Ryan Ballard at 15:57 on 8 Feb 2018

Good intro to defensive coding.

Fantastic tutorial! I really liked the interaction and how you covered a lot of the low hanging fruit of defensive coding. I also liked that you grouped us up in teams to work together. It was a great hands on tutorial!

Scott Hardie at 17:48 on 11 Feb 2018

Really good tutorial! You covered a huge breadth of ideas efficiently and effectively, and I really liked the game of trying to decrypt those strings. In the first practice activity, if there was a way to get the CSV data into the getters class, I couldn't find it, and I wasted the first 15 minutes just writing my own, so some clarity on that point would have been appreciated. Thanks for the great tutorial!

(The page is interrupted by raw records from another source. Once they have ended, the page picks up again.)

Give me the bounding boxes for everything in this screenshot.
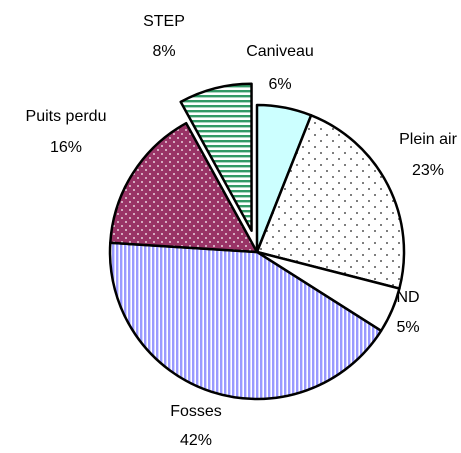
slice-label: ND <box>396 289 419 306</box>
slice-label: STEP <box>143 13 185 30</box>
slice-value-label: 42% <box>180 432 212 449</box>
pie-slice <box>108 241 383 401</box>
slice-value-label: 16% <box>50 139 82 156</box>
pie-slice <box>255 114 406 290</box>
slice-label: Caniveau <box>246 43 314 60</box>
slice-label: Fosses <box>170 403 222 420</box>
slice-value-label: 8% <box>152 43 175 60</box>
slice-value-label: 23% <box>412 162 444 179</box>
slice-label: Puits perdu <box>26 108 107 125</box>
pie-slice <box>179 82 253 232</box>
slice-value-label: 6% <box>268 76 291 93</box>
slice-value-label: 5% <box>396 319 419 336</box>
pie-slice <box>109 121 259 254</box>
slice-label: Plein air <box>399 131 457 148</box>
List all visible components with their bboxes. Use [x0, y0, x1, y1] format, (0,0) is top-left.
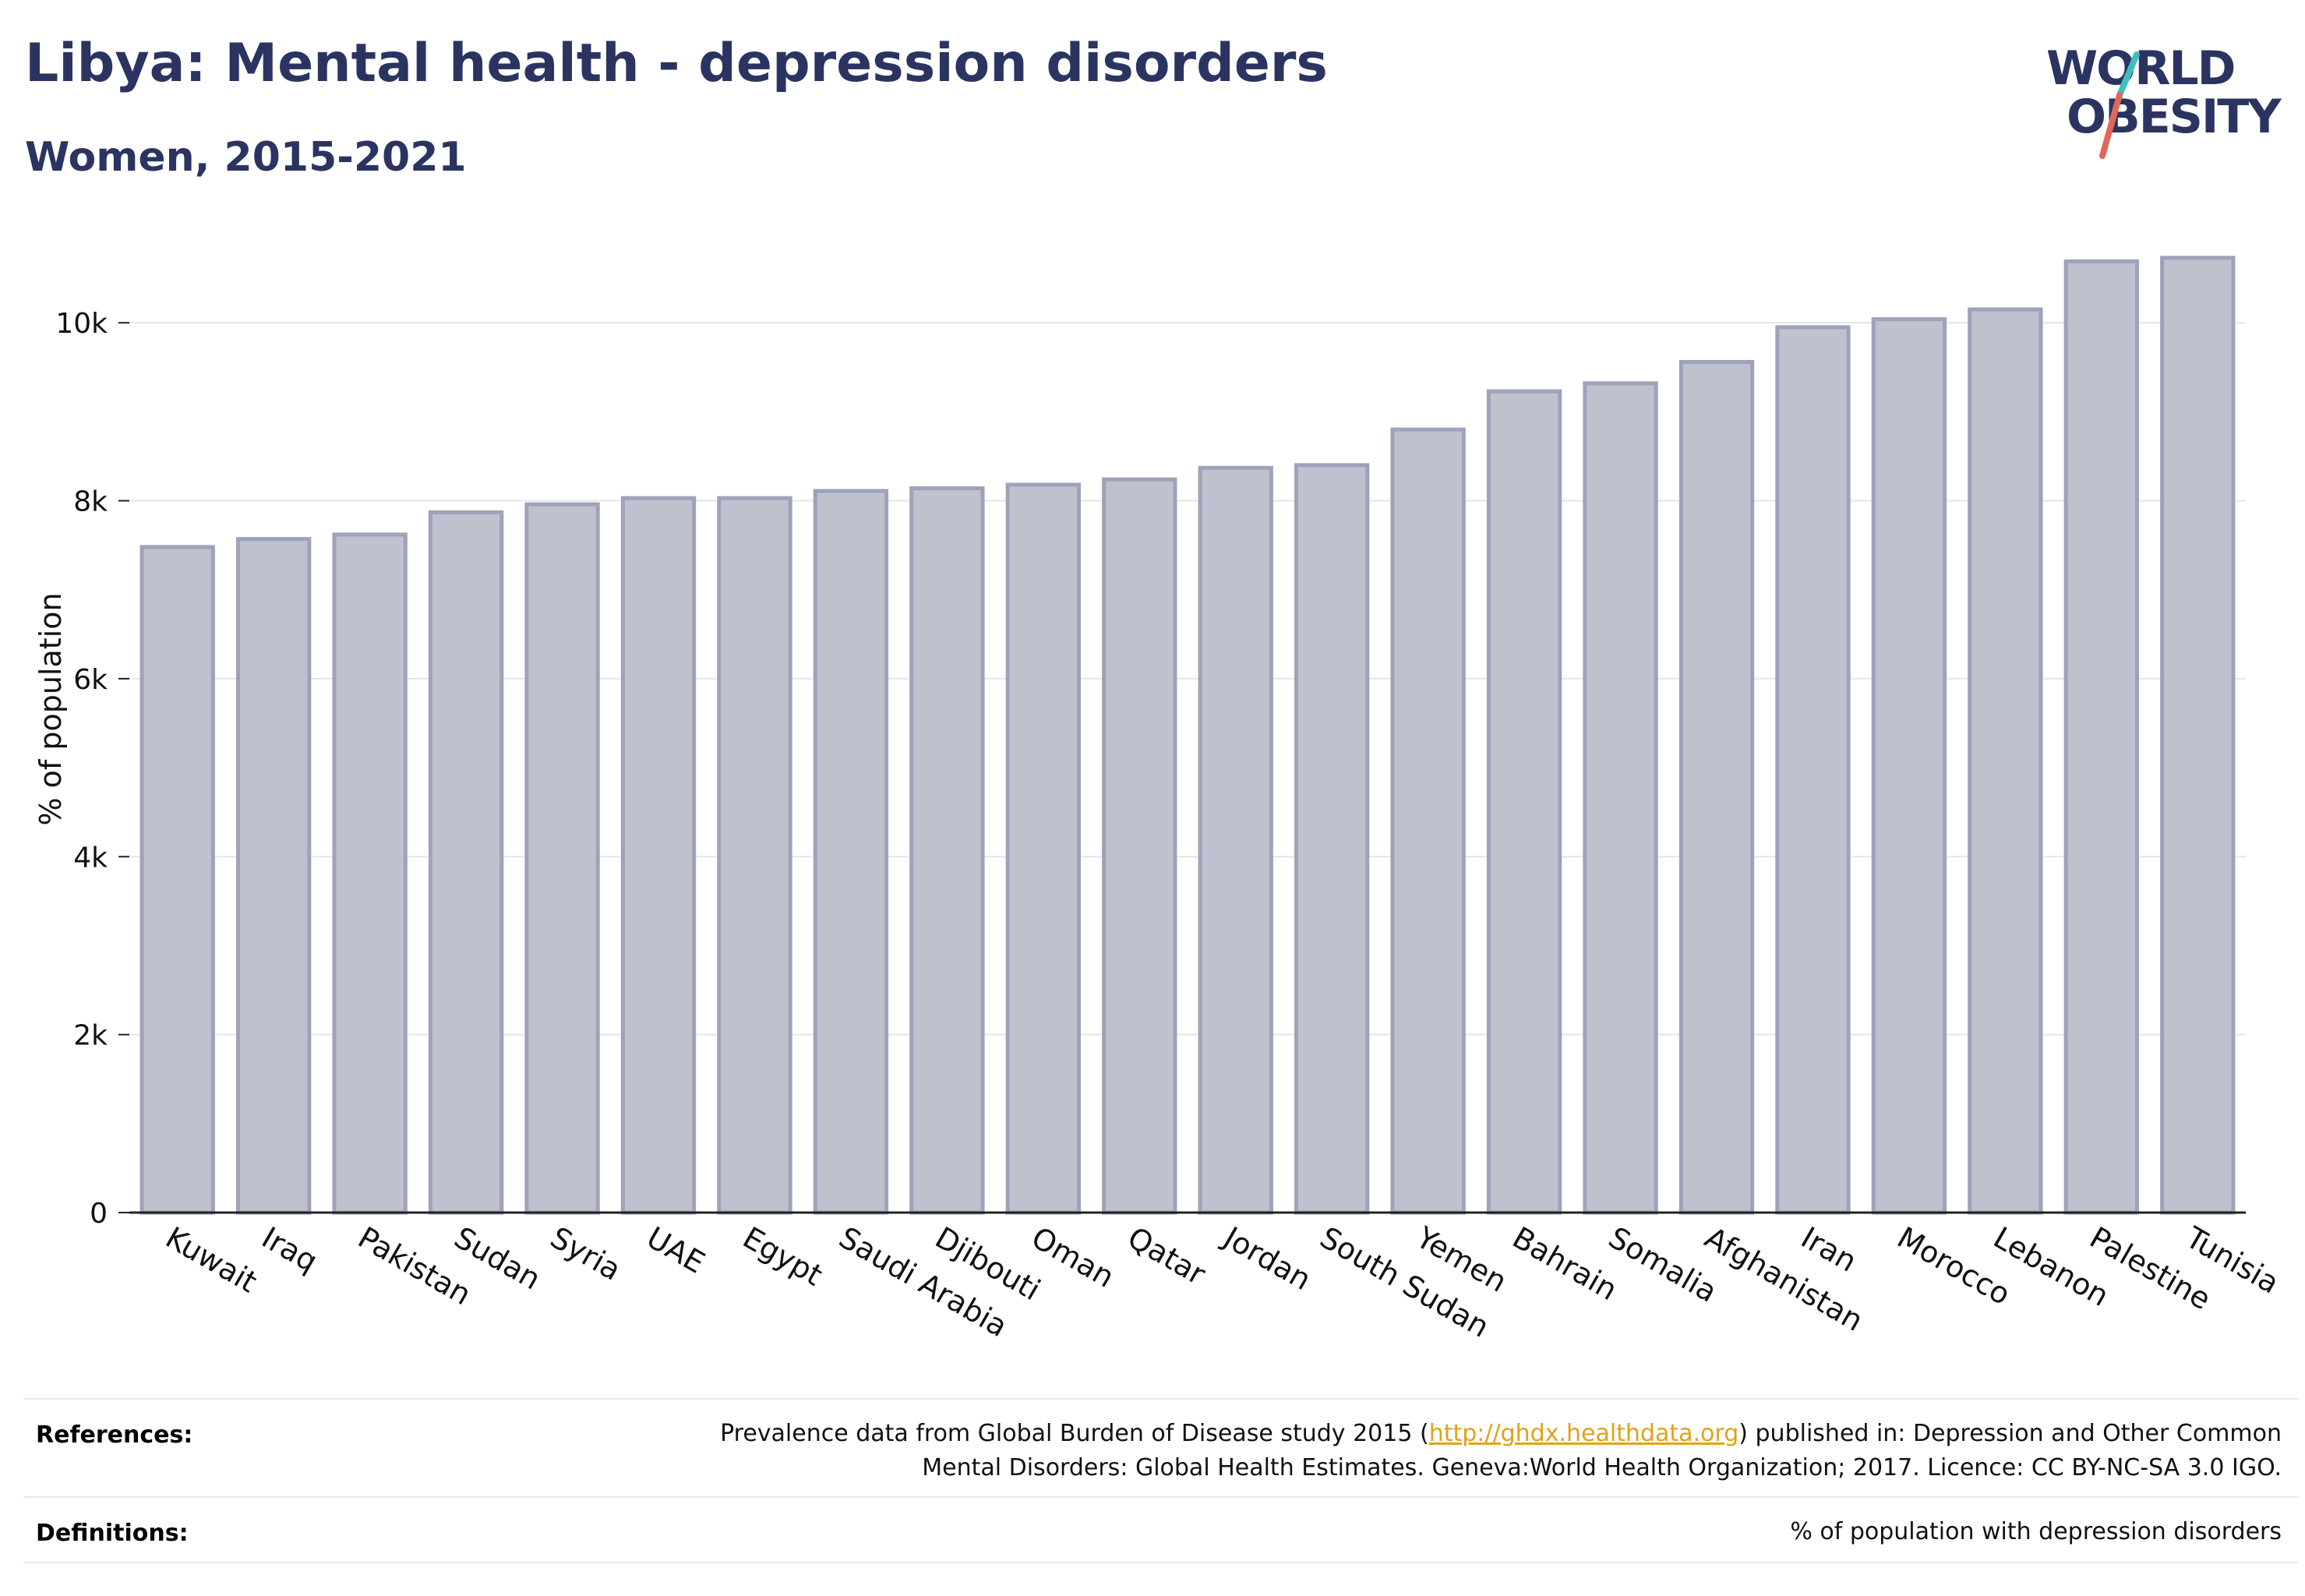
bar-uae: [620, 496, 697, 1215]
bar-yemen: [1390, 427, 1466, 1215]
x-tick-label: Bahrain: [1507, 1220, 1623, 1308]
logo-line-2: OBESITY: [2067, 90, 2282, 144]
y-tick-label: 0: [90, 1198, 108, 1230]
chart-title: Libya: Mental health - depression disord…: [25, 33, 1328, 94]
bars: [139, 256, 2236, 1215]
footer-divider-top: [23, 1398, 2299, 1400]
references-text-part-2: ) published in: Depression and Other Com…: [1738, 1420, 2282, 1447]
bar-morocco: [1871, 317, 1947, 1215]
definitions-label: Definitions:: [36, 1520, 189, 1547]
bar-somalia: [1583, 381, 1658, 1215]
x-tick-label: UAE: [641, 1220, 711, 1280]
bar-saudi-arabia: [813, 489, 889, 1215]
world-obesity-logo: WORLD OBESITY: [2046, 41, 2284, 159]
bar-iraq: [236, 537, 312, 1215]
x-tick-label: Iraq: [256, 1220, 323, 1279]
x-tick-label: Jordan: [1216, 1220, 1316, 1298]
y-tick-label: 8k: [73, 486, 108, 518]
bar-oman: [1005, 482, 1081, 1215]
bar-tunisia: [2160, 256, 2236, 1215]
bar-sudan: [428, 510, 504, 1215]
y-tick-label: 10k: [55, 308, 108, 340]
logo-slash-top: [2116, 51, 2140, 98]
x-tick-label: Qatar: [1122, 1220, 1212, 1292]
bar-djibouti: [909, 486, 985, 1215]
chart-subtitle: Women, 2015-2021: [25, 134, 467, 181]
bar-bahrain: [1486, 389, 1562, 1215]
footer-divider-bottom: [23, 1562, 2299, 1563]
bar-syria: [524, 502, 600, 1215]
footer-divider-middle: [23, 1496, 2299, 1498]
references-label: References:: [36, 1421, 193, 1449]
bar-qatar: [1102, 477, 1177, 1215]
y-tick-label: 6k: [73, 664, 108, 696]
x-tick-label: Kuwait: [160, 1220, 263, 1300]
bar-jordan: [1198, 465, 1273, 1215]
definitions-text: % of population with depression disorder…: [1790, 1518, 2282, 1545]
y-axis-label: % of population: [34, 592, 68, 825]
logo-slash-bottom: [2099, 92, 2123, 159]
x-tick-label: Iran: [1795, 1220, 1862, 1279]
bar-egypt: [717, 496, 792, 1215]
bar-lebanon: [1968, 307, 2043, 1215]
x-tick-label: Somalia: [1603, 1220, 1723, 1309]
bar-afghanistan: [1678, 359, 1755, 1215]
references-text-part-3: Mental Disorders: Global Health Estimate…: [922, 1454, 2282, 1481]
bar-pakistan: [332, 532, 408, 1215]
y-tick-label: 2k: [73, 1020, 108, 1052]
bar-iran: [1775, 325, 1851, 1215]
bar-palestine: [2063, 259, 2139, 1215]
bar-kuwait: [139, 545, 215, 1215]
references-text: Prevalence data from Global Burden of Di…: [720, 1417, 2282, 1485]
references-text-part-1: Prevalence data from Global Burden of Di…: [720, 1420, 1429, 1447]
bar-south-sudan: [1294, 463, 1370, 1215]
references-link[interactable]: http://ghdx.healthdata.org: [1428, 1420, 1739, 1447]
logo-line-1: WORLD: [2046, 41, 2234, 96]
y-tick-label: 4k: [73, 842, 108, 874]
x-tick-label: Egypt: [737, 1220, 828, 1293]
x-tick-label: Syria: [545, 1220, 627, 1287]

Tina Matter at 13:40 on 12 Feb 2018

This was a great hands-on tutorial. Working with someone else during the activities really caused me to step outside of my comfort zone. It was a great experience for me. I wasn't able to participate in the Unit Testing activity because I had no idea how to start. So unless you've already had experience with Unit Testing, I don't think this activity was helpful. For me, I guess it would have been helpful to start with an example that everyone can follow along with.

Jeremy Hennig at 14:08 on 12 Feb 2018

It was a good introduction and I learnt a few good tips. I thought the exercises were unnecessary, the time would have been better spent looking at common errors in code or doing some code reviews.